Since a coil spring with a long stroke is not used, the entire switch can be made smaller, and the two electrical switching parts and the reversing disc are placed close together, making it easier to inspect the product and improving work efficiency.

Each electrical switching section is fixed to the lower body, and there are no moving parts in the electrical path such as lead wires, so there is little metal fatigue and durability.

Since one pressure switch has the function of two switches for two set pressures, it can be made smaller and lighter.

Since each set pressure is independent, the pressure of the first and second electrical switching parts can be adjusted even after the terminal is attached to the lower body.

[Brief explanation of drawings]

The drawings show an embodiment of the present invention; Fig. 1 is an exploded perspective view of the entire structure with the upper body omitted;
Figures 3, 4, 5, 6, and 7 are cross-sectional views showing each operating state, Figure 8 is an explanatory diagram showing the relationship between the 1st and 2nd electric switching parts and each set pressure, and Figure 9 is a conventional It is a sectional view of a seed switch. 1...Pressure introduction port, 2...Upper body, 3...Lower body, 4
...Diaphragm, 7...Pressure receiving chamber, 8...First storage chamber,
9... Locking step part, 10... Second accommodation chamber, 13... Recessed part, 14... Piston, 15... Recessed chamber, 18... Holder, 19... Recessed space part, 20... Projection part, 21, 2
2, 31, 32... terminal, 23, 33... fixed contact,
24, 34... Leaf spring, 25, 35... Movable contact, 2
6...Second electrical switching section, 27...Rod, 28...Second
Inversion disk, 30...first inversion disk, 36...first electrical switching section, 37...convex portion.

Claims (1)

[Scope of utility model registration request] A pressure receiving chamber communicating with the pressure introduction port is provided above the diaphragm whose peripheral edge is sandwiched between the upper body and the lower body, and a locking step is provided at the lower part of the large diameter first storage chamber provided at the upper part of the lower body.

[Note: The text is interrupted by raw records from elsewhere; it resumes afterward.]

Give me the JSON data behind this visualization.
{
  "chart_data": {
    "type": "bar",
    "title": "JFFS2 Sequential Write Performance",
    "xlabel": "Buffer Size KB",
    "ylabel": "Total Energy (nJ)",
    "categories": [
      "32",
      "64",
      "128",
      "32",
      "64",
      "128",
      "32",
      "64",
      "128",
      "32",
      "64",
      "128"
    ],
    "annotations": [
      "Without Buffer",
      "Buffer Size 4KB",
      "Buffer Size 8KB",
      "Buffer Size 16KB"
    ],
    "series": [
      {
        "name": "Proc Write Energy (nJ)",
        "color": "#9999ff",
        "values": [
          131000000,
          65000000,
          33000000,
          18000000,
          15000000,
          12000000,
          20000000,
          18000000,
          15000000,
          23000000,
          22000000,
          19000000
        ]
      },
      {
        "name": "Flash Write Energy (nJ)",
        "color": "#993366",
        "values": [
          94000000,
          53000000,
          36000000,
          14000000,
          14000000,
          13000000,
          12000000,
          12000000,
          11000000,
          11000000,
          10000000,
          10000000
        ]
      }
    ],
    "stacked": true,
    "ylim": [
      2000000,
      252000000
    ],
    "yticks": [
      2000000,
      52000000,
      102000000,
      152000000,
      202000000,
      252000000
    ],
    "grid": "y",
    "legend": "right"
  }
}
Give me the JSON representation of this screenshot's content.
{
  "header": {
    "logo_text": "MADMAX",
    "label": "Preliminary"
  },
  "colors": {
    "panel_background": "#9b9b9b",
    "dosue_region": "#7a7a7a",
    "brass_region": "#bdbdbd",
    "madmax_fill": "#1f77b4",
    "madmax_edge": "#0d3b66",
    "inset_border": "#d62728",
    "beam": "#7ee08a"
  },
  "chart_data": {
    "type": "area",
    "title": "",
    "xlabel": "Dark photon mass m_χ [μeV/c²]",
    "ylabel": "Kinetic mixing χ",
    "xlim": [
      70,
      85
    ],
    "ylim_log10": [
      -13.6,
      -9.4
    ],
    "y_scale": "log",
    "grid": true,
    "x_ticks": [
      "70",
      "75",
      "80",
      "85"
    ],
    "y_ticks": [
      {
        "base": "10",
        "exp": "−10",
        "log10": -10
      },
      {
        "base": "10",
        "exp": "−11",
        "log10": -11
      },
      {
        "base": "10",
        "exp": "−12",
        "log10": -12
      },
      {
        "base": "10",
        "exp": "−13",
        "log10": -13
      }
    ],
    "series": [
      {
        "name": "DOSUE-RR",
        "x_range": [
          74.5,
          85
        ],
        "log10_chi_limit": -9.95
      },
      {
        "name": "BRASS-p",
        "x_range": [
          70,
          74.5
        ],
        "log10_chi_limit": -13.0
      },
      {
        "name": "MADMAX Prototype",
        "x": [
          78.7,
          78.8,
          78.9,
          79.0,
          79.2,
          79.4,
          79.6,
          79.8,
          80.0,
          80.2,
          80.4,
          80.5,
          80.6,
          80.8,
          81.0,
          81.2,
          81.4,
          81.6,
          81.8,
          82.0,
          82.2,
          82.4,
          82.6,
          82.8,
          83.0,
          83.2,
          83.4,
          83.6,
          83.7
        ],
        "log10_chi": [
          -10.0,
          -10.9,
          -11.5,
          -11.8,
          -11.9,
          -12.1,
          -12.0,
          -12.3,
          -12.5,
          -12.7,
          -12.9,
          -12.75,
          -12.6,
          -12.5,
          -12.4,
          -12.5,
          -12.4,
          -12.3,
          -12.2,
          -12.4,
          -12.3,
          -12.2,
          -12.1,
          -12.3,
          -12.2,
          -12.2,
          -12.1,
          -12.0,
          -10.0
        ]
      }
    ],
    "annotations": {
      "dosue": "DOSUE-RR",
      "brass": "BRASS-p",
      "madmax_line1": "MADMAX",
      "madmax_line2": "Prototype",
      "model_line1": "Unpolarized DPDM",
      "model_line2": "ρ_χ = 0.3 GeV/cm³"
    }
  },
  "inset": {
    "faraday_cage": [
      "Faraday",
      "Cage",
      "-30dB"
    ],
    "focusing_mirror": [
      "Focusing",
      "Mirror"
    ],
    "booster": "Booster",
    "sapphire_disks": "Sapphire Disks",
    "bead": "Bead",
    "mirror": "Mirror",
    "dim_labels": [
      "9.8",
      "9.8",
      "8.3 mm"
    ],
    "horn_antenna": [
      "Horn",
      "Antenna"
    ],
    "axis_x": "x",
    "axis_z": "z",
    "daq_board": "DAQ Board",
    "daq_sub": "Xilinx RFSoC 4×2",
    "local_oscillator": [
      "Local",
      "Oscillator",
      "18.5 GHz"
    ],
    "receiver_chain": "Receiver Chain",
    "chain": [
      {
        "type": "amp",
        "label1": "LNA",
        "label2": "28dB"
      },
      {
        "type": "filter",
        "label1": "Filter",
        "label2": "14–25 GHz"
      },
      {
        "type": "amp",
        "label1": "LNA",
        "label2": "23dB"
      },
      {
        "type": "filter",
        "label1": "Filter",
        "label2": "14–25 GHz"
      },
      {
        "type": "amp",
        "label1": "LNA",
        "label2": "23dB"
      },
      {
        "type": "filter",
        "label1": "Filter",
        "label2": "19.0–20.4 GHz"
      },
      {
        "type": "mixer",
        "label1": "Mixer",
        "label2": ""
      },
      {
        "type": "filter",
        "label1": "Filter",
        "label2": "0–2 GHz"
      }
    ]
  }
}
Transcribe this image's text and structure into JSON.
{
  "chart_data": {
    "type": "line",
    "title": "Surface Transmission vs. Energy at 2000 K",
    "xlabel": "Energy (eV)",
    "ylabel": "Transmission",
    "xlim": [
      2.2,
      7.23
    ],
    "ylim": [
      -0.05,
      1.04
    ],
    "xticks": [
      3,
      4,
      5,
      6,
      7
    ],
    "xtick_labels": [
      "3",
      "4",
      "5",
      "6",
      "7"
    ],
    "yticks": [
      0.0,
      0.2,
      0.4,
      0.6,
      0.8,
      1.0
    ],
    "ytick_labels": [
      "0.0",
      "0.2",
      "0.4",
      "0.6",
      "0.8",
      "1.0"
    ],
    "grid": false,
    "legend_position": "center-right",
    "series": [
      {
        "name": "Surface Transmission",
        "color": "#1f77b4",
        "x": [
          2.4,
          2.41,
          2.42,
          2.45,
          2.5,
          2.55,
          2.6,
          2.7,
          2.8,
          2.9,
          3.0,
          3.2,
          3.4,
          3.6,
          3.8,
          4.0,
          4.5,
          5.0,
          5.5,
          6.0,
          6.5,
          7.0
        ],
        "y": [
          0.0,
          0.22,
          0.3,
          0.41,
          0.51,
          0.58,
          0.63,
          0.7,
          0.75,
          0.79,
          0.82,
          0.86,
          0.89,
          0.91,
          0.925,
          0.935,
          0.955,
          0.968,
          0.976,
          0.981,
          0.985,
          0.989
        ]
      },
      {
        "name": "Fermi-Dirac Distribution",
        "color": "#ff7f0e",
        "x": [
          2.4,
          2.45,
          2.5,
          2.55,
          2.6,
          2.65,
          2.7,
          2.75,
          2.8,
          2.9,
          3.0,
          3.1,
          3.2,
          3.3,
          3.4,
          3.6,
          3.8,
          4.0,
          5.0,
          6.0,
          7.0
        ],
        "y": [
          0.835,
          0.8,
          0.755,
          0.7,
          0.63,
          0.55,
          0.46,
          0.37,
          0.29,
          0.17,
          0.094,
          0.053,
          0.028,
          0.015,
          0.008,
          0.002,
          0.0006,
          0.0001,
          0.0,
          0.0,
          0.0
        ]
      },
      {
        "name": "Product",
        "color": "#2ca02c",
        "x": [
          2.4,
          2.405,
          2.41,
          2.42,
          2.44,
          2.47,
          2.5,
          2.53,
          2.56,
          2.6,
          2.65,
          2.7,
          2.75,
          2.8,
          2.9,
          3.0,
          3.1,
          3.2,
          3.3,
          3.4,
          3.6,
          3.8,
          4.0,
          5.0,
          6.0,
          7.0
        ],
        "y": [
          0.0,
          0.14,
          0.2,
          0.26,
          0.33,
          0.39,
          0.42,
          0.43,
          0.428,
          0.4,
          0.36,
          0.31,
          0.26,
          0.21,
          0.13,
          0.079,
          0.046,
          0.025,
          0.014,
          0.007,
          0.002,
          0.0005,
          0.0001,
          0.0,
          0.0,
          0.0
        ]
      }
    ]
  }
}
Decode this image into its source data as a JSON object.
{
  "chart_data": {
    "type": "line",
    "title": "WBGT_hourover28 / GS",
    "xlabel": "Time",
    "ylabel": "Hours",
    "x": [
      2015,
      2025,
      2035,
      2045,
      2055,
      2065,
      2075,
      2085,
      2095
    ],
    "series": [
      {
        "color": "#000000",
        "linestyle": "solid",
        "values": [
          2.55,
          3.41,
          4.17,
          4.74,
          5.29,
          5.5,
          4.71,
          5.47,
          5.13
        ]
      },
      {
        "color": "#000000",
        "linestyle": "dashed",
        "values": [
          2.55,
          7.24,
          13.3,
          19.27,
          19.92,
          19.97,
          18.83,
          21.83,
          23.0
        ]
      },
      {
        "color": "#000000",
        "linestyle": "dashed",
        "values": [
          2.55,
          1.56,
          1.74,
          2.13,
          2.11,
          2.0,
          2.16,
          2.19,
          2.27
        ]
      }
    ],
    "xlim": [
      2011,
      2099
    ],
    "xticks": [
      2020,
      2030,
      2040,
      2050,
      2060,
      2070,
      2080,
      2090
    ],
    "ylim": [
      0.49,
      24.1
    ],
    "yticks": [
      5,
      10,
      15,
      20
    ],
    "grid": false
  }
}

A second housing chamber with a small diameter is formed through the piston, and a concave portion is provided at the bottom of the second housing chamber, and the upper surface of the piston, which is housed in the first housing chamber so as to be movable up and down, has a snap function and protrudes upward. A second reversing disk whose upper surface is in contact with the lower surface of the diaphragm is attached, and the second reversing disk has a snap function that is smaller than the reversing pressure of the second reversing disk, protrudes upward, and is attached to the bottom surface of the second storage chamber. A holder having an annular protrusion on the lower surface and a recessed space above is placed on the first reversible disk, and the upper surface of the holder is brought into contact with the lower surface of the piston, and the lower end is placed outside the lower body. A bent piece provided at the upper end of the pair of second terminals that protrudes from the side is hooked into the recessed space of the holder, and the second fixed contact attached to one side of the second terminal and the second fixed contact attached to the other side are attached upward. A second movable contact provided at the tip of the biased second leaf spring forms a second electric switching part, and the second leaf spring and the second reversing disc are passed through a hole provided in the piston. A bent piece provided on the upper part of the pair of first terminals with the lower end protruding outside the lower body is placed in a recess provided at the bottom of the second storage chamber, and one of the first terminals A first electric switching part is provided by the first fixed contact provided and a first movable contact provided at the tip of the first leaf spring attached to the other first terminal and biased upward, and the first electric switching part is provided on the first leaf spring. A two-action type operating switch in which a convex portion is engaged with a first reversing disk.